Хорошо, когда у женщины такой конкретный интерес к телесным наказаниям. А мне что спрашивать?

Музей тут решили сделать в 1971 году. З/к делали, экспозиция совсем советская. Поверху круглой комнаты – фриз со сценами из жизни заключенных, развесистый такой, там и жизнь в камере, и каторга. На одном панно подпись: «Раф Айпетримов». Никогда не слышал фамилии такого художника. Ниже стенды с фотографиями. Часть – про историю заведения, часть – для судмедэкспертов. Фотографии татуировок. Коллекции железных предметов, проглоченных заключенными, чтобы попасть в больничку. Чаще глотают ручки от ложек. Потом – витрины с подлинными предметами. Ножи, заточки, самодельные устройства для татуажа. Еще ниже, на полу – дореволюционные кандалы, цепи, ошейники. В современной части коллекция прорисей для татуировок. На отрывках простыни, шариковой ручкой, на некоторых дарственные – «Бродяге от Бедолаги». Разные изделия заключенных – парусники, модель крейсера, карты. Как бы получается, что до революции узники сидели в кандалах и наручниках, а потом больше упражнялись в искусстве. На окнах башни – витражи с Пугачевым. В центре – столб с портретом Феликса Дзержинского (сидел тут с 1910 по 1917 год), доска почета с начальниками Бутырки с 1950-х. Интересно, что долго они как-то не задерживаются. Начиная с 1991 года начальник Бутырки почему-то проживает на своем месте не больше трех лет.

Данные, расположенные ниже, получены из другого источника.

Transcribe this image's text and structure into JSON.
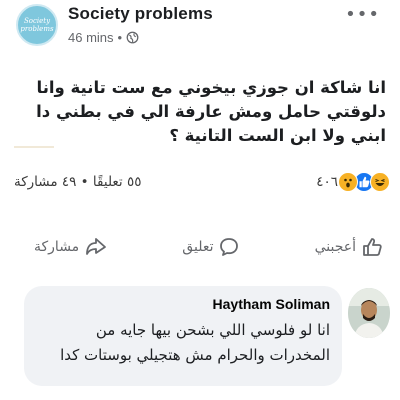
{
  "post": {
    "page_name": "Society problems",
    "avatar_text_line1": "Society",
    "avatar_text_line2": "problems",
    "timestamp": "46 mins",
    "separator": "•",
    "more_label": "•••",
    "text": "انا شاكة ان جوزي بيخوني مع ست تانية وانا دلوقتي حامل ومش عارفة الي في بطني دا ابني ولا ابن الست التانية ؟"
  },
  "stats": {
    "comments_shares": "٥٥ تعليقًا • ٤٩ مشاركة",
    "reaction_count": "٤٠٦",
    "reactions": [
      "haha-icon",
      "like-icon",
      "wow-icon"
    ]
  },
  "actions": {
    "like_label": "أعجبني",
    "comment_label": "تعليق",
    "share_label": "مشاركة"
  },
  "comment": {
    "author": "Haytham Soliman",
    "text": "انا لو فلوسي اللي بشحن بيها جايه من المخدرات والحرام مش هتجيلي بوستات كدا"
  },
  "colors": {
    "icon_gray": "#65676b",
    "like_blue": "#1877f2",
    "reaction_yellow": "#f7b125",
    "bubble_bg": "#f0f2f5"
  }
}
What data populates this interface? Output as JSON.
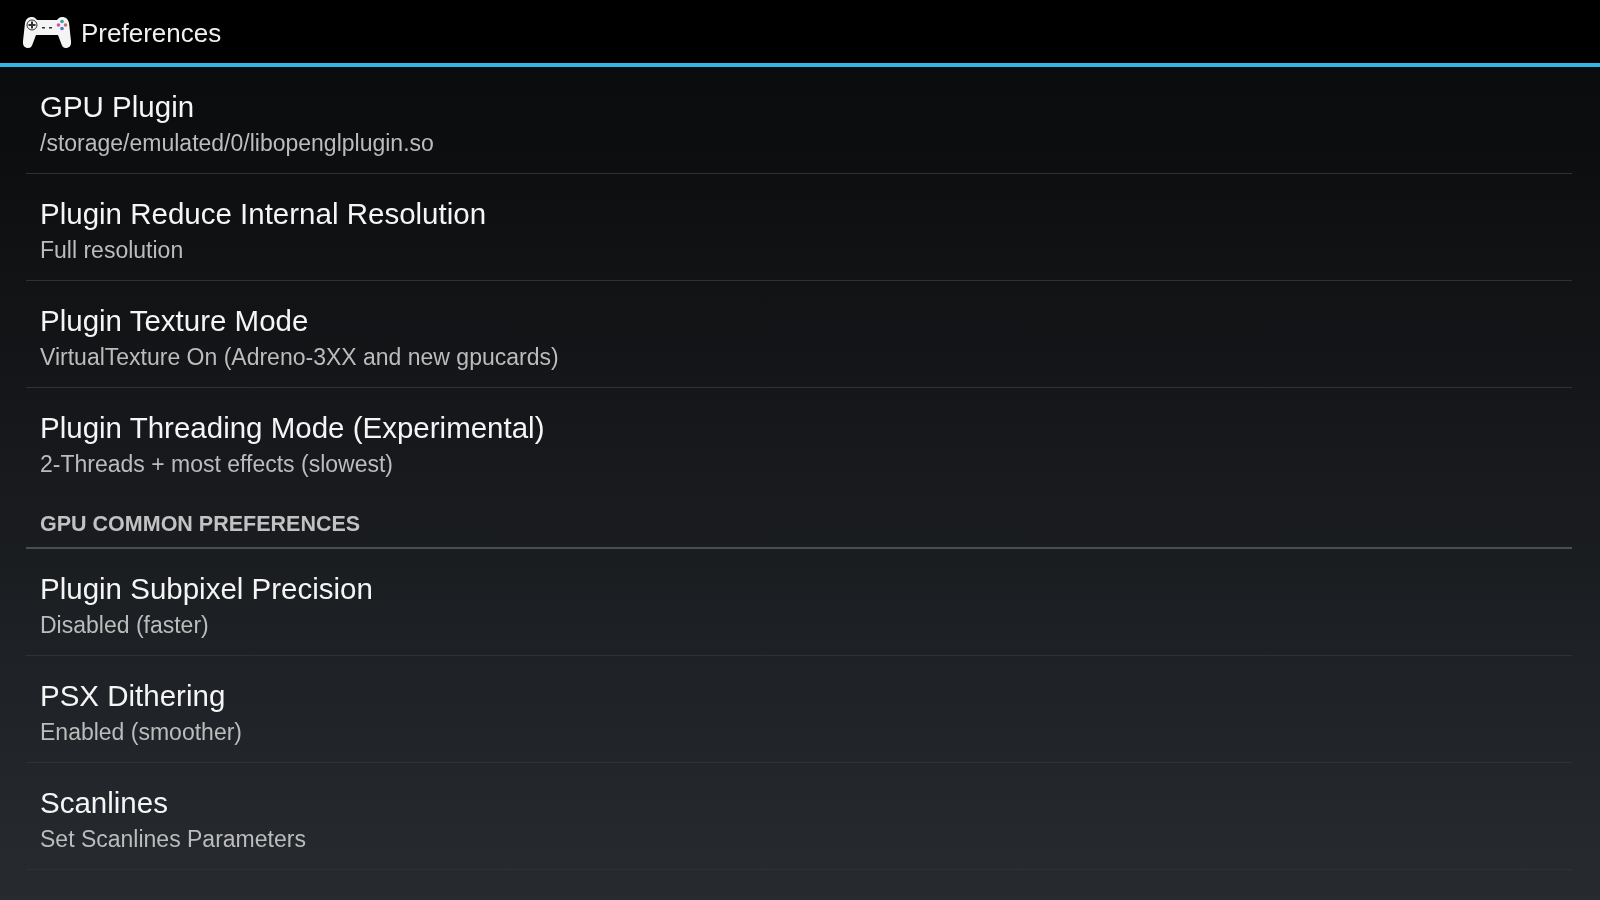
{
  "app_bar": {
    "title": "Preferences"
  },
  "sections": [
    {
      "items": [
        {
          "title": "GPU Plugin",
          "summary": "/storage/emulated/0/libopenglplugin.so"
        },
        {
          "title": "Plugin Reduce Internal Resolution",
          "summary": "Full resolution"
        },
        {
          "title": "Plugin Texture Mode",
          "summary": "VirtualTexture On (Adreno-3XX and new gpucards)"
        },
        {
          "title": "Plugin Threading Mode (Experimental)",
          "summary": "2-Threads + most effects (slowest)"
        }
      ]
    },
    {
      "header": "GPU COMMON PREFERENCES",
      "items": [
        {
          "title": "Plugin Subpixel Precision",
          "summary": "Disabled (faster)"
        },
        {
          "title": "PSX Dithering",
          "summary": "Enabled (smoother)"
        },
        {
          "title": "Scanlines",
          "summary": "Set Scanlines Parameters"
        }
      ]
    }
  ]
}
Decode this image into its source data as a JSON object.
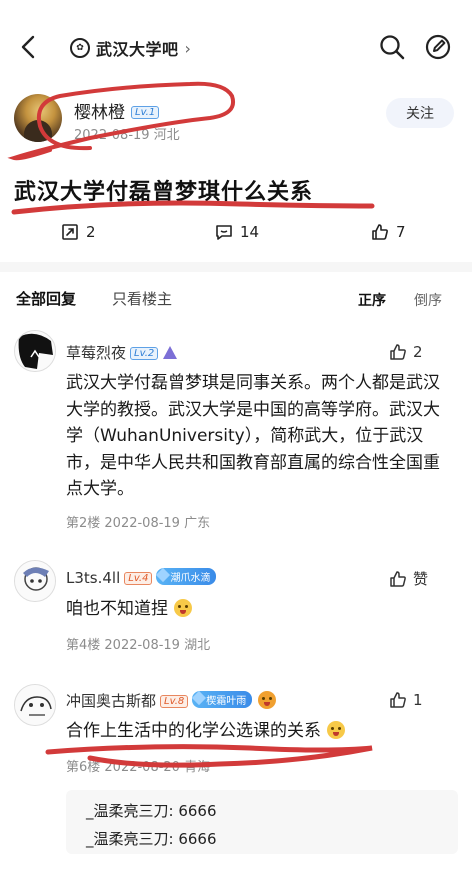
{
  "nav": {
    "back_icon": "back-arrow-icon",
    "forum_name": "武汉大学吧",
    "forum_chevron": "›",
    "search_icon": "search-icon",
    "edit_icon": "edit-icon"
  },
  "post": {
    "author": "樱林橙",
    "author_level": "Lv.1",
    "date": "2022-08-19",
    "location": "河北",
    "date_line": "2022-08-19   河北",
    "follow_label": "关注",
    "title": "武汉大学付磊曾梦琪什么关系",
    "share_count": "2",
    "comment_count": "14",
    "like_count": "7"
  },
  "tabs": {
    "all": "全部回复",
    "owner_only": "只看楼主",
    "asc": "正序",
    "desc": "倒序"
  },
  "replies": [
    {
      "name": "草莓烈夜",
      "level": "Lv.2",
      "likes": "2",
      "text": "武汉大学付磊曾梦琪是同事关系。两个人都是武汉大学的教授。武汉大学是中国的高等学府。武汉大学（WuhanUniversity），简称武大，位于武汉市，是中华人民共和国教育部直属的综合性全国重点大学。",
      "meta": "第2楼  2022-08-19  广东"
    },
    {
      "name": "L3ts.4ll",
      "level": "Lv.4",
      "badge": "潮爪水滴",
      "likes": "赞",
      "text": "咱也不知道捏",
      "meta": "第4楼  2022-08-19  湖北"
    },
    {
      "name": "冲国奥古斯都",
      "level": "Lv.8",
      "badge": "楔霜叶雨",
      "likes": "1",
      "text": "合作上生活中的化学公选课的关系",
      "meta": "第6楼  2022-08-20  青海"
    }
  ],
  "subreplies": [
    "_温柔亮三刀: 6666",
    "_温柔亮三刀: 6666"
  ],
  "colors": {
    "annotation_red": "#d23a3a",
    "level_blue": "#2f7fd6",
    "level_orange": "#e05b2b"
  }
}
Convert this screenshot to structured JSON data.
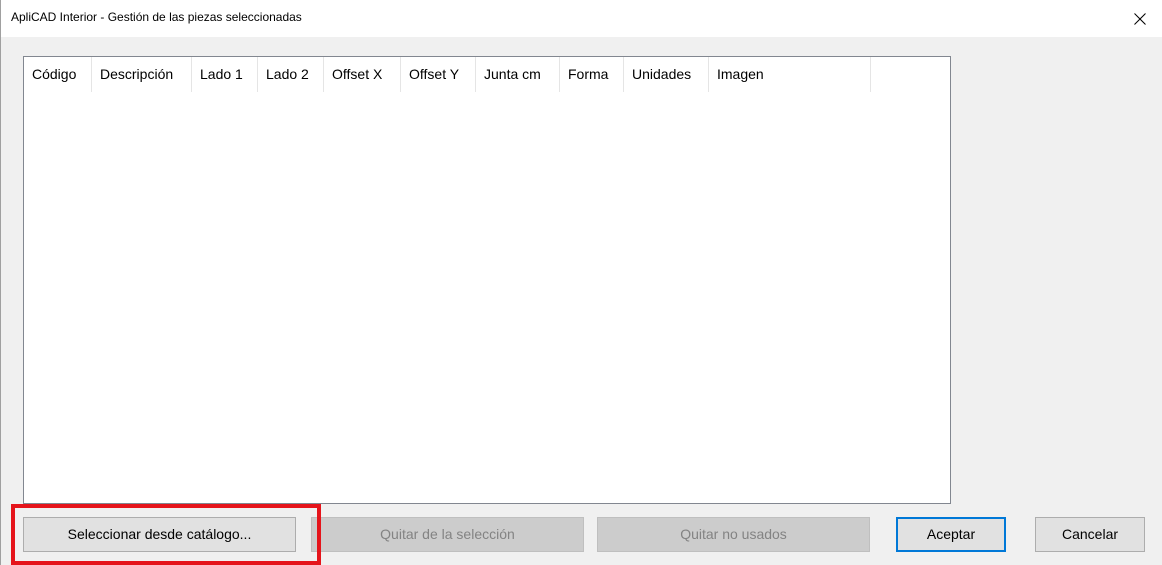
{
  "window": {
    "title": "ApliCAD Interior - Gestión de las piezas seleccionadas",
    "close_icon": "close-icon"
  },
  "list": {
    "columns": [
      {
        "label": "Código"
      },
      {
        "label": "Descripción"
      },
      {
        "label": "Lado 1"
      },
      {
        "label": "Lado 2"
      },
      {
        "label": "Offset X"
      },
      {
        "label": "Offset Y"
      },
      {
        "label": "Junta cm"
      },
      {
        "label": "Forma"
      },
      {
        "label": "Unidades"
      },
      {
        "label": "Imagen"
      }
    ],
    "rows": []
  },
  "buttons": {
    "select_from_catalog": "Seleccionar desde catálogo...",
    "remove_from_selection": "Quitar de la selección",
    "remove_unused": "Quitar no usados",
    "accept": "Aceptar",
    "cancel": "Cancelar"
  },
  "colors": {
    "highlight": "#e5141b",
    "default_button_border": "#0078d7"
  }
}
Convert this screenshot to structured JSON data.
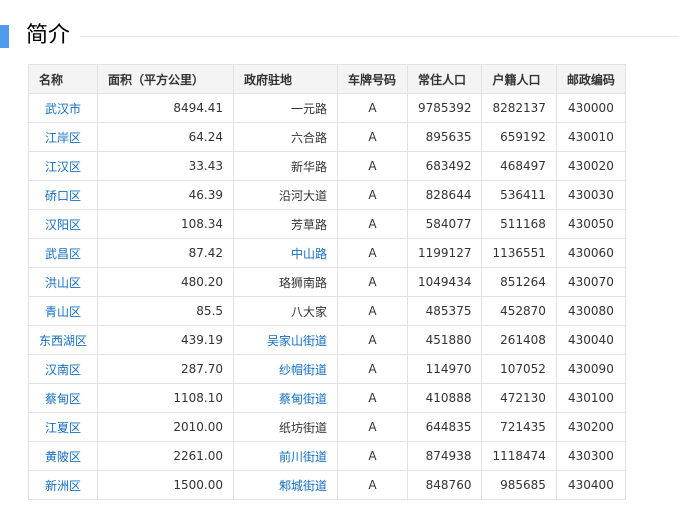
{
  "section": {
    "title": "简介"
  },
  "table": {
    "headers": [
      "名称",
      "面积（平方公里）",
      "政府驻地",
      "车牌号码",
      "常住人口",
      "户籍人口",
      "邮政编码"
    ],
    "rows": [
      {
        "name": "武汉市",
        "area": "8494.41",
        "gov": "一元路",
        "gov_link": false,
        "plate": "A",
        "resident": "9785392",
        "registered": "8282137",
        "postal": "430000"
      },
      {
        "name": "江岸区",
        "area": "64.24",
        "gov": "六合路",
        "gov_link": false,
        "plate": "A",
        "resident": "895635",
        "registered": "659192",
        "postal": "430010"
      },
      {
        "name": "江汉区",
        "area": "33.43",
        "gov": "新华路",
        "gov_link": false,
        "plate": "A",
        "resident": "683492",
        "registered": "468497",
        "postal": "430020"
      },
      {
        "name": "硚口区",
        "area": "46.39",
        "gov": "沿河大道",
        "gov_link": false,
        "plate": "A",
        "resident": "828644",
        "registered": "536411",
        "postal": "430030"
      },
      {
        "name": "汉阳区",
        "area": "108.34",
        "gov": "芳草路",
        "gov_link": false,
        "plate": "A",
        "resident": "584077",
        "registered": "511168",
        "postal": "430050"
      },
      {
        "name": "武昌区",
        "area": "87.42",
        "gov": "中山路",
        "gov_link": true,
        "plate": "A",
        "resident": "1199127",
        "registered": "1136551",
        "postal": "430060"
      },
      {
        "name": "洪山区",
        "area": "480.20",
        "gov": "珞狮南路",
        "gov_link": false,
        "plate": "A",
        "resident": "1049434",
        "registered": "851264",
        "postal": "430070"
      },
      {
        "name": "青山区",
        "area": "85.5",
        "gov": "八大家",
        "gov_link": false,
        "plate": "A",
        "resident": "485375",
        "registered": "452870",
        "postal": "430080"
      },
      {
        "name": "东西湖区",
        "area": "439.19",
        "gov": "吴家山街道",
        "gov_link": true,
        "plate": "A",
        "resident": "451880",
        "registered": "261408",
        "postal": "430040"
      },
      {
        "name": "汉南区",
        "area": "287.70",
        "gov": "纱帽街道",
        "gov_link": true,
        "plate": "A",
        "resident": "114970",
        "registered": "107052",
        "postal": "430090"
      },
      {
        "name": "蔡甸区",
        "area": "1108.10",
        "gov": "蔡甸街道",
        "gov_link": true,
        "plate": "A",
        "resident": "410888",
        "registered": "472130",
        "postal": "430100"
      },
      {
        "name": "江夏区",
        "area": "2010.00",
        "gov": "纸坊街道",
        "gov_link": false,
        "plate": "A",
        "resident": "644835",
        "registered": "721435",
        "postal": "430200"
      },
      {
        "name": "黄陂区",
        "area": "2261.00",
        "gov": "前川街道",
        "gov_link": true,
        "plate": "A",
        "resident": "874938",
        "registered": "1118474",
        "postal": "430300"
      },
      {
        "name": "新洲区",
        "area": "1500.00",
        "gov": "邾城街道",
        "gov_link": true,
        "plate": "A",
        "resident": "848760",
        "registered": "985685",
        "postal": "430400"
      }
    ]
  },
  "colors": {
    "accent": "#4f9cee",
    "link": "#136ec2",
    "header_bg": "#f4f4f4",
    "border": "#e2e2e2"
  }
}
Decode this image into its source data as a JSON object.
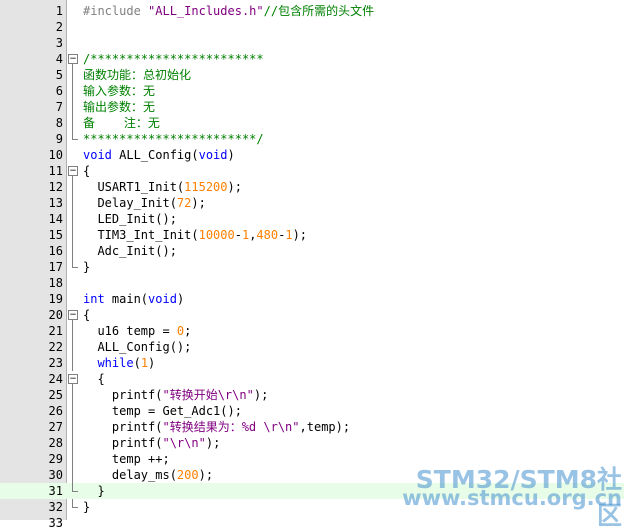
{
  "editor": {
    "current_line": 31,
    "lines": [
      {
        "n": "1",
        "fold": "",
        "segs": [
          {
            "t": "pp",
            "v": "#include "
          },
          {
            "t": "str",
            "v": "\"ALL_Includes.h\""
          },
          {
            "t": "cm",
            "v": "//包含所需的头文件"
          }
        ]
      },
      {
        "n": "2",
        "fold": "",
        "segs": []
      },
      {
        "n": "3",
        "fold": "",
        "segs": []
      },
      {
        "n": "4",
        "fold": "box cont",
        "segs": [
          {
            "t": "cm",
            "v": "/************************"
          }
        ]
      },
      {
        "n": "5",
        "fold": "vline",
        "segs": [
          {
            "t": "cm",
            "v": "函数功能：总初始化"
          }
        ]
      },
      {
        "n": "6",
        "fold": "vline",
        "segs": [
          {
            "t": "cm",
            "v": "输入参数：无"
          }
        ]
      },
      {
        "n": "7",
        "fold": "vline",
        "segs": [
          {
            "t": "cm",
            "v": "输出参数：无"
          }
        ]
      },
      {
        "n": "8",
        "fold": "vline",
        "segs": [
          {
            "t": "cm",
            "v": "备    注：无"
          }
        ]
      },
      {
        "n": "9",
        "fold": "end",
        "segs": [
          {
            "t": "cm",
            "v": "************************/"
          }
        ]
      },
      {
        "n": "10",
        "fold": "",
        "segs": [
          {
            "t": "kw",
            "v": "void"
          },
          {
            "t": "pl",
            "v": " ALL_Config("
          },
          {
            "t": "kw",
            "v": "void"
          },
          {
            "t": "pl",
            "v": ")"
          }
        ]
      },
      {
        "n": "11",
        "fold": "box cont",
        "segs": [
          {
            "t": "pl",
            "v": "{"
          }
        ]
      },
      {
        "n": "12",
        "fold": "vline",
        "segs": [
          {
            "t": "pl",
            "v": "  USART1_Init("
          },
          {
            "t": "num",
            "v": "115200"
          },
          {
            "t": "pl",
            "v": ");"
          }
        ]
      },
      {
        "n": "13",
        "fold": "vline",
        "segs": [
          {
            "t": "pl",
            "v": "  Delay_Init("
          },
          {
            "t": "num",
            "v": "72"
          },
          {
            "t": "pl",
            "v": ");"
          }
        ]
      },
      {
        "n": "14",
        "fold": "vline",
        "segs": [
          {
            "t": "pl",
            "v": "  LED_Init();"
          }
        ]
      },
      {
        "n": "15",
        "fold": "vline",
        "segs": [
          {
            "t": "pl",
            "v": "  TIM3_Int_Init("
          },
          {
            "t": "num",
            "v": "10000"
          },
          {
            "t": "pl",
            "v": "-"
          },
          {
            "t": "num",
            "v": "1"
          },
          {
            "t": "pl",
            "v": ","
          },
          {
            "t": "num",
            "v": "480"
          },
          {
            "t": "pl",
            "v": "-"
          },
          {
            "t": "num",
            "v": "1"
          },
          {
            "t": "pl",
            "v": ");"
          }
        ]
      },
      {
        "n": "16",
        "fold": "vline",
        "segs": [
          {
            "t": "pl",
            "v": "  Adc_Init();"
          }
        ]
      },
      {
        "n": "17",
        "fold": "end",
        "segs": [
          {
            "t": "pl",
            "v": "}"
          }
        ]
      },
      {
        "n": "18",
        "fold": "",
        "segs": []
      },
      {
        "n": "19",
        "fold": "",
        "segs": [
          {
            "t": "kw",
            "v": "int"
          },
          {
            "t": "pl",
            "v": " main("
          },
          {
            "t": "kw",
            "v": "void"
          },
          {
            "t": "pl",
            "v": ")"
          }
        ]
      },
      {
        "n": "20",
        "fold": "box cont",
        "segs": [
          {
            "t": "pl",
            "v": "{"
          }
        ]
      },
      {
        "n": "21",
        "fold": "vline",
        "segs": [
          {
            "t": "pl",
            "v": "  u16 temp = "
          },
          {
            "t": "num",
            "v": "0"
          },
          {
            "t": "pl",
            "v": ";"
          }
        ]
      },
      {
        "n": "22",
        "fold": "vline",
        "segs": [
          {
            "t": "pl",
            "v": "  ALL_Config();"
          }
        ]
      },
      {
        "n": "23",
        "fold": "vline",
        "segs": [
          {
            "t": "pl",
            "v": "  "
          },
          {
            "t": "kw",
            "v": "while"
          },
          {
            "t": "pl",
            "v": "("
          },
          {
            "t": "num",
            "v": "1"
          },
          {
            "t": "pl",
            "v": ")"
          }
        ]
      },
      {
        "n": "24",
        "fold": "box cont",
        "segs": [
          {
            "t": "pl",
            "v": "  {"
          }
        ]
      },
      {
        "n": "25",
        "fold": "vline",
        "segs": [
          {
            "t": "pl",
            "v": "    printf("
          },
          {
            "t": "str",
            "v": "\"转换开始\\r\\n\""
          },
          {
            "t": "pl",
            "v": ");"
          }
        ]
      },
      {
        "n": "26",
        "fold": "vline",
        "segs": [
          {
            "t": "pl",
            "v": "    temp = Get_Adc1();"
          }
        ]
      },
      {
        "n": "27",
        "fold": "vline",
        "segs": [
          {
            "t": "pl",
            "v": "    printf("
          },
          {
            "t": "str",
            "v": "\"转换结果为：%d \\r\\n\""
          },
          {
            "t": "pl",
            "v": ",temp);"
          }
        ]
      },
      {
        "n": "28",
        "fold": "vline",
        "segs": [
          {
            "t": "pl",
            "v": "    printf("
          },
          {
            "t": "str",
            "v": "\"\\r\\n\""
          },
          {
            "t": "pl",
            "v": ");"
          }
        ]
      },
      {
        "n": "29",
        "fold": "vline",
        "segs": [
          {
            "t": "pl",
            "v": "    temp ++;"
          }
        ]
      },
      {
        "n": "30",
        "fold": "vline",
        "segs": [
          {
            "t": "pl",
            "v": "    delay_ms("
          },
          {
            "t": "num",
            "v": "200"
          },
          {
            "t": "pl",
            "v": ");"
          }
        ]
      },
      {
        "n": "31",
        "fold": "end",
        "segs": [
          {
            "t": "pl",
            "v": "  }"
          }
        ]
      },
      {
        "n": "32",
        "fold": "end",
        "segs": [
          {
            "t": "pl",
            "v": "}"
          }
        ]
      },
      {
        "n": "33",
        "fold": "",
        "segs": []
      }
    ]
  },
  "watermark": {
    "line1": "STM32/STM8社区",
    "line2": "www.stmcu.org.cn"
  }
}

В эту тюрьму бросили Осипа Мандельштама. Лидию Гинзбург, Варлама Шаламова. Вот сюда, в эти камеры. В сталинское время в Бутырке было до 20 тысяч человек, а Казаков строил из расчета на три тысячи. В камеру на 27 мест запихивали 170 человек. По одному квадратному метру на заключенного у них получалось. Не то что круче кандалов, но тоже не разгуляешься. И несколько тысяч человек тут расстреляли – вот тут, в цоколе. На Архиерейском соборе Русской православной церкви были причислены к лику святых и прославлены как новомученики и исповедники российские XX века 136 узников Бутырской тюрьмы. Но про все это в экспозиции совсем нет материала. Советское время там иллюстрируется только идеей улучшения характера заключенного под влиянием пребывания в тюрьме. «Инженер Н. И. Хрусталев, бывший вредитель, стал главным инженером Беломорстроя. В 1933 году награжден орденом Трудового Красного Знамени». «Инженер К. М. Зубрик, бывший вредитель, стал талантливым инженером». Вот ведь «стал талантливым», а был простым вредителем. Полезное очень место.

И это ведь потрясающий памятник архитектуры. Матвей Казаков, 1784 год, ранняя неоготика.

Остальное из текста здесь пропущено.